In terms of color, the multivariate analysis proved that the best performances were obtained with both chemical and biological treatments, whereas laser cleaning was the least satisfactory treatment. This is not surprising as when colorimetric data of laser cleaning are reported the change in the b* parameter in the CIELAB color scale, with respect to reference stone substrates, increases remarkably, up to +10 units (Klein et al., 2001), the same increase was found on the laser cleaned white marble. On comparing the chemical and biological treatments, the biological cleaning gave better results on the white marble while the green substratum benefited better from the chemical methodology.

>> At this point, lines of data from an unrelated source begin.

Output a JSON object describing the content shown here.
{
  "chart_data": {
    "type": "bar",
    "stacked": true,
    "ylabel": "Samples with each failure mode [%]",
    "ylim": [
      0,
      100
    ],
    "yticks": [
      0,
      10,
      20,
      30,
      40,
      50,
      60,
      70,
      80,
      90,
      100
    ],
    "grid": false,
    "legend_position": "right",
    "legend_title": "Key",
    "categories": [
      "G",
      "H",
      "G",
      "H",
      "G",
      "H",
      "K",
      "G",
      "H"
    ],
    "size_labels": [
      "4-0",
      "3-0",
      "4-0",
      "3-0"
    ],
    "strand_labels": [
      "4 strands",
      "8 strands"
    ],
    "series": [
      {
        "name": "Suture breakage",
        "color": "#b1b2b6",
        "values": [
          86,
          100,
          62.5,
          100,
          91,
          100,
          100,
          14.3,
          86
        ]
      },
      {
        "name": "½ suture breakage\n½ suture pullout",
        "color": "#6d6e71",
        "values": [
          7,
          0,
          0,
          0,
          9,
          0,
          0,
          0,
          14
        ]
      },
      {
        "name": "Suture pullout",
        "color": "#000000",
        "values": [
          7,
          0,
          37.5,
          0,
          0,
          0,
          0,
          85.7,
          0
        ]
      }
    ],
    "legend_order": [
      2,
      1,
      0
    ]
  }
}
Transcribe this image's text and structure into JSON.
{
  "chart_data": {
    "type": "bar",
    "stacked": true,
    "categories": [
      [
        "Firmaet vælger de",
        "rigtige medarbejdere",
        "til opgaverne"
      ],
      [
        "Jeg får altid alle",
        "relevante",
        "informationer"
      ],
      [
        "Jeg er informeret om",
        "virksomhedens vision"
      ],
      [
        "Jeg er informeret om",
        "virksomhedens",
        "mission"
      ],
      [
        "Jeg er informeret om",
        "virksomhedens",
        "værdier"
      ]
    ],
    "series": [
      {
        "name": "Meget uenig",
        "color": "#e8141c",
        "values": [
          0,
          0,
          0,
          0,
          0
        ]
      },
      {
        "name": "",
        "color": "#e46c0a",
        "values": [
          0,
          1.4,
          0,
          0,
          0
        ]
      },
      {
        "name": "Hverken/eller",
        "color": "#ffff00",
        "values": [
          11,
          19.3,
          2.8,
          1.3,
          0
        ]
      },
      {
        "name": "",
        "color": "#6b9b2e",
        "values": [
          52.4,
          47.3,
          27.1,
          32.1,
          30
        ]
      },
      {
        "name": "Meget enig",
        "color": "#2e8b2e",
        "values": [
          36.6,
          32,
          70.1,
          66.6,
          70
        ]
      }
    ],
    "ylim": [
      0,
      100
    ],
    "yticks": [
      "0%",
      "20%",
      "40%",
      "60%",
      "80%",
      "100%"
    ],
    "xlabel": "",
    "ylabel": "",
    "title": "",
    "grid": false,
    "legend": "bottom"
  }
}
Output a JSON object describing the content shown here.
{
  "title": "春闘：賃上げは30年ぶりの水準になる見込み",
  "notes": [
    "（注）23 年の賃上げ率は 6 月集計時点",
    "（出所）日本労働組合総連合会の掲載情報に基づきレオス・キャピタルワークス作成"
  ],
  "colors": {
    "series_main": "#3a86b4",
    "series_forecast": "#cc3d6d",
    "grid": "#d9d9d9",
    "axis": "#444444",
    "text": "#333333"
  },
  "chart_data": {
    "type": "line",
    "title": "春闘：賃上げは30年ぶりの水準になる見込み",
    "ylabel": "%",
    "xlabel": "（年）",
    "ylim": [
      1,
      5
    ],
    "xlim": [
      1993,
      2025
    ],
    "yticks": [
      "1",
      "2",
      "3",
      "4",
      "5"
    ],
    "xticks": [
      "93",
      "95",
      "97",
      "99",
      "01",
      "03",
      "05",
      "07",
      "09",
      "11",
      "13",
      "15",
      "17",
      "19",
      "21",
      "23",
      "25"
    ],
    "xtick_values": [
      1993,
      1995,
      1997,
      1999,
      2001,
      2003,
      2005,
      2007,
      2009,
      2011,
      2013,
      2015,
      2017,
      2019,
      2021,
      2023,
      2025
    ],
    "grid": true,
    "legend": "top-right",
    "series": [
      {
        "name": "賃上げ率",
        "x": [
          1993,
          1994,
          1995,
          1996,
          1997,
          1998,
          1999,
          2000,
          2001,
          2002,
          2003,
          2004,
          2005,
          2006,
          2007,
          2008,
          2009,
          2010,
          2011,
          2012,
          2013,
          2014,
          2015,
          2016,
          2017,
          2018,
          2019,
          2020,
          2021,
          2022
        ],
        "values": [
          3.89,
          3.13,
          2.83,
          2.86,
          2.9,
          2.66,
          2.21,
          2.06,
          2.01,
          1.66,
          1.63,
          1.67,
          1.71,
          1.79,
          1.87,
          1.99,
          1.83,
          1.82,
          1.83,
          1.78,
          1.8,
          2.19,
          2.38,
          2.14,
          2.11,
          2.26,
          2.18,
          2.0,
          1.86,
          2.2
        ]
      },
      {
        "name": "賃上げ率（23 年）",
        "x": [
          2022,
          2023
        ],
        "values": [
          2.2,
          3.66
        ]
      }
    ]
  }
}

The results of these tests confirm the efficacy of bacterial cleaning and highlight its potential competition with traditional cleaning methodologies. Although microbiological cleaning appears to be a valid tool for black crust removal, the feasibility of using this treatment needs to be assessed on a case by case basis. However, a conservator should remain aware that when the crust is thick a great number of microbiological applications might be needed, and this can result in a very time-consuming process. In addition, further aspects of the metabolism of Desulfovibrio should be considered. These microorganisms can not oxidize acetate so this compound resulting from the use of lactate as an energy source is for the most part excreted (Madigan et al., 2010). This disadvantage is partially compensated by the use of phosphate buffer. In contrast, a significant benefit of using Desulfovibrio is that calcium ions released by gypsum dissolution react with carbonate from bacterially produced CO2 and form calcite (Cappitelli et al., 2007). This conversion makes the biological treatment not only a cleaning procedure but also a consolidation treatment. Many recent studies have proposed carbonate mineralization as a method to protect artistic carbonate stone (Jimenez-Lopez et al., 2008).

The results also show that laser cleaning is a respectful method but it is not particularly efficient, it did not always completely remove the gypsum from the surface, and it must be remembered that gypsum can easily become the cause of further stone deteri- oration. Also, chemical treatment sometimes left gypsum, even after several applications, and was the least controllable of the cleaning methods. Note that one of the best properties of bacterial cleaning is its high efficiency and selectivity in the removal of gypsum.

For these reasons, it could be very interesting to pair laser and bacterial cleaning, first using laser cleaning with the lower range offluences to quickly thin the black crust, and then applying bacterial cleaning to remove the remaining gypsum layer with bacteria that are more selective and respectful to the surface.